僕がクラスで一番になれるのは誕生日の早さだけ。
それだけ僕は平凡以下で、人より突出してるところは何一つなくて、それだけに絶望していた。
僕は平凡な努力ができないから。
自分が人より少し勉学が出来たからって調子にのってしまったんだ。
その結果が今の僕。
中学校では褒められた頭は、
今じゃただのゴミ同然で。
変われない自分に僕は、誰よりも絶望している。
周りには陰惨ないじめも多く、やる気を失うには十分な環境。
僕は運のいいことに、被害に遭ってはいないけど。
高校に入ってから、僕は一切の希望を見いだせない。
こういうとき、僕はどうすればいい?
周りには見たくない現実ばかりだし。
今でこれなら将来はどうする?
頑張ればいいじゃないかとみんなは言うけれど、僕には頑張る事が出来ないから。
お先真っ暗とはまさにこの事。
明日が来る度に絶望が近づいてくる。
どうすればいい?
僕はクズだから何にも出来ない。
逃げたい。
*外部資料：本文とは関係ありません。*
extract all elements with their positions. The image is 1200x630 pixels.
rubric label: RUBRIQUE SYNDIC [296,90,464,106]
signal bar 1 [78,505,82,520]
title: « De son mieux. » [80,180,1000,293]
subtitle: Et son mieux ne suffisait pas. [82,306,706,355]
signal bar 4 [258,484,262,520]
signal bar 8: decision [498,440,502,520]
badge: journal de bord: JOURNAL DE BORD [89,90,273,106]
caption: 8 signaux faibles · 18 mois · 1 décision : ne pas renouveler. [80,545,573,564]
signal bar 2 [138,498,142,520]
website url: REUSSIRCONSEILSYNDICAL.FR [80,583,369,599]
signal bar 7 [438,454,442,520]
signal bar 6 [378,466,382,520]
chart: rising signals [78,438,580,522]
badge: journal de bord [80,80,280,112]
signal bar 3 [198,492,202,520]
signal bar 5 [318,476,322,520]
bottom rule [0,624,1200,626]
どうすれば逃げられる?
迷いに迷っているうちに、あの日はやってきた。
その日はうちの高校で毎年恒例の青空写生大会が行われていた。
晴れの日に絵の具セットとパレットを持ち
屋上に出て、綺麗な青空を描くんだ。
滅多に出れない屋上に皆ははしゃいでいるけど、周りは先生が見張っていて、危ない事はないようになっていた。
はずだった。
休憩時間中に
僕の真横で絵を描いていた女子が、
中庭に向かって飛び降りた。
彼女は中庭に設置されていたレンガの花壇に頭を強く打って死んだ。
皆が悲鳴を上げる中、僕は死体を見つめていた。
だって彼女が笑っていたから。
見間違う事のないくらいの笑顔で、
満点の笑顔で彼女は飛んでいたんだ。
何で彼女は笑ったんだろうか。
噂で聞いたところによると、彼女はいじめられていたらしい。
わかった。
彼女は逃げたんだ。
死ぬ事に希望を見いだして。
ああ
僕は彼女がうらやましい
どうやら僕は怖くて死ぬ事も出来ないようだから。